Побег аристократа. Постоялец
— Хотите присесть?
Они расположились напротив большого окна, по обе стороны мраморного столика на ножке, он — над стаканом пива на круглой картонке, она — перед чашкой кофе, к которой не притронулась.
Ждала. Потом сказала:
— Я вас задерживаю, вам, небось, пора идти по своим делам.
— У меня нет дел.
— А, ну да. Вы же говорили, вы рантье. А живете где?
— В Париже. Но я уехал оттуда.
— Без жены?
— Да.
— Из-за юбки?
— Нет.
В ее глазах мелькнуло непонимание и, уже в который раз, настороженность:
— Тогда почему?
— Не знаю… Так…
— У вас нет детей?
— Да, собственно, есть…
— Выходит, вам ничего не стоит их взять да и бросить?
— Они уже большие… Дочь замужем…
Неподалеку от них два важных гражданина, сознающих собственную важность, играли в бридж, а двое совсем зеленых юнцов, ровесников Алена — на бильярде, эти всё ловили в зеркалах свое отражение.

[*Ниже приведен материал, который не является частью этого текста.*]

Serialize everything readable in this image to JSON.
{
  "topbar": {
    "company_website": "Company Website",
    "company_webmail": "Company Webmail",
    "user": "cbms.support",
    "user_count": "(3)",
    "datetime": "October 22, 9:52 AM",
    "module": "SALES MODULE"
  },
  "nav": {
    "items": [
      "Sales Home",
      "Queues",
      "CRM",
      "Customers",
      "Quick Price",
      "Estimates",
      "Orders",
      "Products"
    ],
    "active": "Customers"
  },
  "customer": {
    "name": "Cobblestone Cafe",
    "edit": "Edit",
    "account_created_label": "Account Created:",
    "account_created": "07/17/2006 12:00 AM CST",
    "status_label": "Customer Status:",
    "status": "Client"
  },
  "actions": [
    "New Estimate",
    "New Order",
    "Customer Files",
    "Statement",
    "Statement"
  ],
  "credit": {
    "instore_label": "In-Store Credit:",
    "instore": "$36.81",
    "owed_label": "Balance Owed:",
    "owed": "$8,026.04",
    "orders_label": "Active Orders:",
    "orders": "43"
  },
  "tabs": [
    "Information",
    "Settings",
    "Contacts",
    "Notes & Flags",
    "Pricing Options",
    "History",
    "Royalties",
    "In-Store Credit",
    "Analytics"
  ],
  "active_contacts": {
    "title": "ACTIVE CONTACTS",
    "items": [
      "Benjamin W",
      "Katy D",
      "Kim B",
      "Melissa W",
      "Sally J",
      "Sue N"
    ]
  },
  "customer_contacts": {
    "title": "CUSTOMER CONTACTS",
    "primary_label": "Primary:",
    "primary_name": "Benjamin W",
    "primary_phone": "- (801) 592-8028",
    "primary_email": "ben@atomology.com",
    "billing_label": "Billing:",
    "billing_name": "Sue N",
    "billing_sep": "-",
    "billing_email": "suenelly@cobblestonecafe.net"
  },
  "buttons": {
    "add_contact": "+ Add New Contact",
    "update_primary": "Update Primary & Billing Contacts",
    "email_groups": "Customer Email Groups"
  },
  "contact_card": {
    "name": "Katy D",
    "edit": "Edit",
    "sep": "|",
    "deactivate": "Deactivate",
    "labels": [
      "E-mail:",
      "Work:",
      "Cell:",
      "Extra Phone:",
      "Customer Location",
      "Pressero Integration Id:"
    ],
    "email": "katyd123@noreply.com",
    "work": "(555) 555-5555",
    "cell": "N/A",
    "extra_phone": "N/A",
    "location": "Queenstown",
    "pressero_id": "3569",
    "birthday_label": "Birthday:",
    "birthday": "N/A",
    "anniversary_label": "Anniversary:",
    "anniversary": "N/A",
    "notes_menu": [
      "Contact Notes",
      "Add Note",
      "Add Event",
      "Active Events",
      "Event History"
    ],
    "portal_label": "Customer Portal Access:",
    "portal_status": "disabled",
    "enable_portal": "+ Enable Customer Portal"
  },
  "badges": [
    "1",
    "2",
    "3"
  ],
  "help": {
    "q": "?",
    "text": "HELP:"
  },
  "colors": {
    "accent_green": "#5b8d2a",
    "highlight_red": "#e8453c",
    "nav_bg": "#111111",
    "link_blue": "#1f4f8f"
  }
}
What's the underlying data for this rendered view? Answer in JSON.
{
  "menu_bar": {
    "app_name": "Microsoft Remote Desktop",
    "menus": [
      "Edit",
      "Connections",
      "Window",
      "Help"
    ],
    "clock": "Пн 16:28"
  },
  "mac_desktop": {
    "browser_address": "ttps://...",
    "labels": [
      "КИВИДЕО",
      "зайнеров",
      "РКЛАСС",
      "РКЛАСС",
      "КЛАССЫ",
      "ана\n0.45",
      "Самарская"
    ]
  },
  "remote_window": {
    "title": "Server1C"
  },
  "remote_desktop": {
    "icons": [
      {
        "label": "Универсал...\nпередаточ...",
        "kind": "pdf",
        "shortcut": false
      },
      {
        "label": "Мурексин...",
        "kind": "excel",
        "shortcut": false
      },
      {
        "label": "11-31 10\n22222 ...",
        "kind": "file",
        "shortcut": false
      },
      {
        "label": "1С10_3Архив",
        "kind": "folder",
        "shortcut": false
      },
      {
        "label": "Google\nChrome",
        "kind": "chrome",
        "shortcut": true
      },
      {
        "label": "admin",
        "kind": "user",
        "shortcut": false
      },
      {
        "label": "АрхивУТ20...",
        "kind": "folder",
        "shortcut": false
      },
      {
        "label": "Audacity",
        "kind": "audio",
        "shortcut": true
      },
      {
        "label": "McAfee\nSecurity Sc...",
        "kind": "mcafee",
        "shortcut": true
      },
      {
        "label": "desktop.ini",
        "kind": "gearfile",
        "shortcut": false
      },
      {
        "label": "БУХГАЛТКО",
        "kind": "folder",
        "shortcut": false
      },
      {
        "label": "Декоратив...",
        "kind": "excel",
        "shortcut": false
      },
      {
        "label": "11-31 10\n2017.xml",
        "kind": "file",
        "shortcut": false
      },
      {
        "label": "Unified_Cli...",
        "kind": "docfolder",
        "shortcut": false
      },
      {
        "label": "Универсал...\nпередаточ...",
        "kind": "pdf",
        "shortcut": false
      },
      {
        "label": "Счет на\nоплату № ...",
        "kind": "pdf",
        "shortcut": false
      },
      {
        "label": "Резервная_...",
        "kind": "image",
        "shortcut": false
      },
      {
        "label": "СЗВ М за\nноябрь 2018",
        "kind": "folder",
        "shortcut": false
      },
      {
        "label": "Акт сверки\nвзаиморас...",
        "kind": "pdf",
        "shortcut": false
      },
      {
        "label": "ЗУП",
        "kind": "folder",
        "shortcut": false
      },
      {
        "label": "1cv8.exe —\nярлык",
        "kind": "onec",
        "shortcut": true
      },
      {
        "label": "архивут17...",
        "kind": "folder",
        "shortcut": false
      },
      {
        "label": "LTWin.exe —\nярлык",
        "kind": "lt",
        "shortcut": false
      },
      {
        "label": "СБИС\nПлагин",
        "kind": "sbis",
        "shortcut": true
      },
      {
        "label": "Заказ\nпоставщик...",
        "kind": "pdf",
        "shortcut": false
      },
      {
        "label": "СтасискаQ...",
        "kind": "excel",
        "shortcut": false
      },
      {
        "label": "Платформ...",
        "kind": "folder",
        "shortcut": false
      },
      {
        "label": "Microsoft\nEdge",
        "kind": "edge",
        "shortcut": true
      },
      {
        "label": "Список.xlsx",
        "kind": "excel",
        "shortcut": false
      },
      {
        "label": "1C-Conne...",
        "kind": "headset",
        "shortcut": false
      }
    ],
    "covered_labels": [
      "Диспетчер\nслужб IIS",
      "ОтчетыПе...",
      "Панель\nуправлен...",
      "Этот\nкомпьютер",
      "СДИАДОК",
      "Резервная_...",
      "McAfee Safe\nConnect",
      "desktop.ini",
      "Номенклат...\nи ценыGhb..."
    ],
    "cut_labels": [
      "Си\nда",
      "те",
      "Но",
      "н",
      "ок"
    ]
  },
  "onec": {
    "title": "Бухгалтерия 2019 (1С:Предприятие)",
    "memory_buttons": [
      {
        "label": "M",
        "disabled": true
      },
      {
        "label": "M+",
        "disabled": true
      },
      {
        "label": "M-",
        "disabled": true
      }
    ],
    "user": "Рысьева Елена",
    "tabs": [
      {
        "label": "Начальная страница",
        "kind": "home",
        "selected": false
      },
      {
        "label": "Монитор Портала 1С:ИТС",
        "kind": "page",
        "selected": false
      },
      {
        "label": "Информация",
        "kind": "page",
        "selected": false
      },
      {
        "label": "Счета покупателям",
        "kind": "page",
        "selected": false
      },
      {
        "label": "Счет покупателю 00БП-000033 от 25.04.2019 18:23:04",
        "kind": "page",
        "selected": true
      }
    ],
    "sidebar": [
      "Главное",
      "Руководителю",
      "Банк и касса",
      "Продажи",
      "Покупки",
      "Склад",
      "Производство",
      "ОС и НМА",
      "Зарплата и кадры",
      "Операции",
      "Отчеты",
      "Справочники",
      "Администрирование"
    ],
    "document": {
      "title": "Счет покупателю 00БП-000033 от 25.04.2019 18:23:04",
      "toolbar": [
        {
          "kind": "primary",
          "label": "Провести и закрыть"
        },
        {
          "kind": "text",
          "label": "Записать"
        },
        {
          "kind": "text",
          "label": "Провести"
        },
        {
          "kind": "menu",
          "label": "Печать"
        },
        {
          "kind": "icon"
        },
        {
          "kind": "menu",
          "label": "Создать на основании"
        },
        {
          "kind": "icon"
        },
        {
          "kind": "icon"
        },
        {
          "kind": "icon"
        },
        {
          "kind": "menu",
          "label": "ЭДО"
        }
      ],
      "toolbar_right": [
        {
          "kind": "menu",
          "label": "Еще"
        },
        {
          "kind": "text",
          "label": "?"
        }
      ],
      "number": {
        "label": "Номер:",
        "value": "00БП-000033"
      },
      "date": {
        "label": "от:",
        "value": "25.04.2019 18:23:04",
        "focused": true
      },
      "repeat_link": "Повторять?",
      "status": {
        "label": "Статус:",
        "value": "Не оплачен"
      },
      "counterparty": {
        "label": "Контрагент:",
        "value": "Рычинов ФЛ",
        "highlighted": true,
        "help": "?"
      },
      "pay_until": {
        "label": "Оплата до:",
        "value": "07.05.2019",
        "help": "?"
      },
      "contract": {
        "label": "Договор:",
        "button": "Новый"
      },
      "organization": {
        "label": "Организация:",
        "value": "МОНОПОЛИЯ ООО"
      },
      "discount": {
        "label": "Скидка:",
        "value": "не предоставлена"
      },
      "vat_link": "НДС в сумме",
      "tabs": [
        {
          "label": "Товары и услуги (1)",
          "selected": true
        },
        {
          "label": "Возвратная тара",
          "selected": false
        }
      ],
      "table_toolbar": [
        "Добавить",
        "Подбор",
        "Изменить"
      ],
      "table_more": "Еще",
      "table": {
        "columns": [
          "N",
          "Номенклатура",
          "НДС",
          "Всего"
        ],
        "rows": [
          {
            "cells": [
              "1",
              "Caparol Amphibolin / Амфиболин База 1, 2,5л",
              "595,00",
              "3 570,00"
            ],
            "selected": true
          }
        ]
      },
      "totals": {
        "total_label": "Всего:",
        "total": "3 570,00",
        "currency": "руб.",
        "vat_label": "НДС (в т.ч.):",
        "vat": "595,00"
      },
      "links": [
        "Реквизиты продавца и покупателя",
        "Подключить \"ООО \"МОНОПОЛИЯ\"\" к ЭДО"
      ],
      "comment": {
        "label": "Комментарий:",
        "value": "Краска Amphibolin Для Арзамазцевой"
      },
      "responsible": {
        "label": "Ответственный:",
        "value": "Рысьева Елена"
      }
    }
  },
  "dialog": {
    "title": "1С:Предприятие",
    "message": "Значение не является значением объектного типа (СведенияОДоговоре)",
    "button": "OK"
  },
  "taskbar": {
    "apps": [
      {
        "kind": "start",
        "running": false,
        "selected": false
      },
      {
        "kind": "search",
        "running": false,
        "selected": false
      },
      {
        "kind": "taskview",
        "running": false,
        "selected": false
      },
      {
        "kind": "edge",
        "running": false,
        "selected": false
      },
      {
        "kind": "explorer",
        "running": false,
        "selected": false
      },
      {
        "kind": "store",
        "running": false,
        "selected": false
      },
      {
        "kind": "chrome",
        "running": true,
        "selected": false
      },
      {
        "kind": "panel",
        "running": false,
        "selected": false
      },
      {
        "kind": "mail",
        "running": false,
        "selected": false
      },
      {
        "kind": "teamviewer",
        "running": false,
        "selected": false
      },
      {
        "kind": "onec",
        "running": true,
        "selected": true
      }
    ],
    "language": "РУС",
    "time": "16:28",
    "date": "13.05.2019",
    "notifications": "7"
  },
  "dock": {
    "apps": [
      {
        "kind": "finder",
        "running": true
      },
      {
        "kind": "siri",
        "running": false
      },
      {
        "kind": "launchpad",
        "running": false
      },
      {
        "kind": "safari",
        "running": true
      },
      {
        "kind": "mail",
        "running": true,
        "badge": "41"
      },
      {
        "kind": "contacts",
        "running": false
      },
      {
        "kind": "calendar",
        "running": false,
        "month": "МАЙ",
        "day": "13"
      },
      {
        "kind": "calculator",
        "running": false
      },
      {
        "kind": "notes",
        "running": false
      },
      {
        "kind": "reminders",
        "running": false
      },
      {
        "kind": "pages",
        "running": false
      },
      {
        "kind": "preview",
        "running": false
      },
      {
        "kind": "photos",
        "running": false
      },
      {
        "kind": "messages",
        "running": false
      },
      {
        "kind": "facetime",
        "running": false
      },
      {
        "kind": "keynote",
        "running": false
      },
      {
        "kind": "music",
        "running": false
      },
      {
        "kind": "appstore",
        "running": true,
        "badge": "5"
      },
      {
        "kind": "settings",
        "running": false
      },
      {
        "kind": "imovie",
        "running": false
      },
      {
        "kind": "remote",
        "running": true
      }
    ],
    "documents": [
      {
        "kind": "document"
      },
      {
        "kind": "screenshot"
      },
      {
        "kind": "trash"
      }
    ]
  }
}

— Не хочу возвращаться в ту гостиницу.
Она стремилась избежать тягостных воспоминаний. Он это понял. Но не ответил. Молчание затягивалось. Так они и сидели, неподвижные, подавленные, а между тем уже смеркалось. Скоро начнут зажигать лампы. Из окна закусочной, совсем близко, теперь падал свет, сбоку холодным пятном ложился на лица, оставляя другую половину в тени.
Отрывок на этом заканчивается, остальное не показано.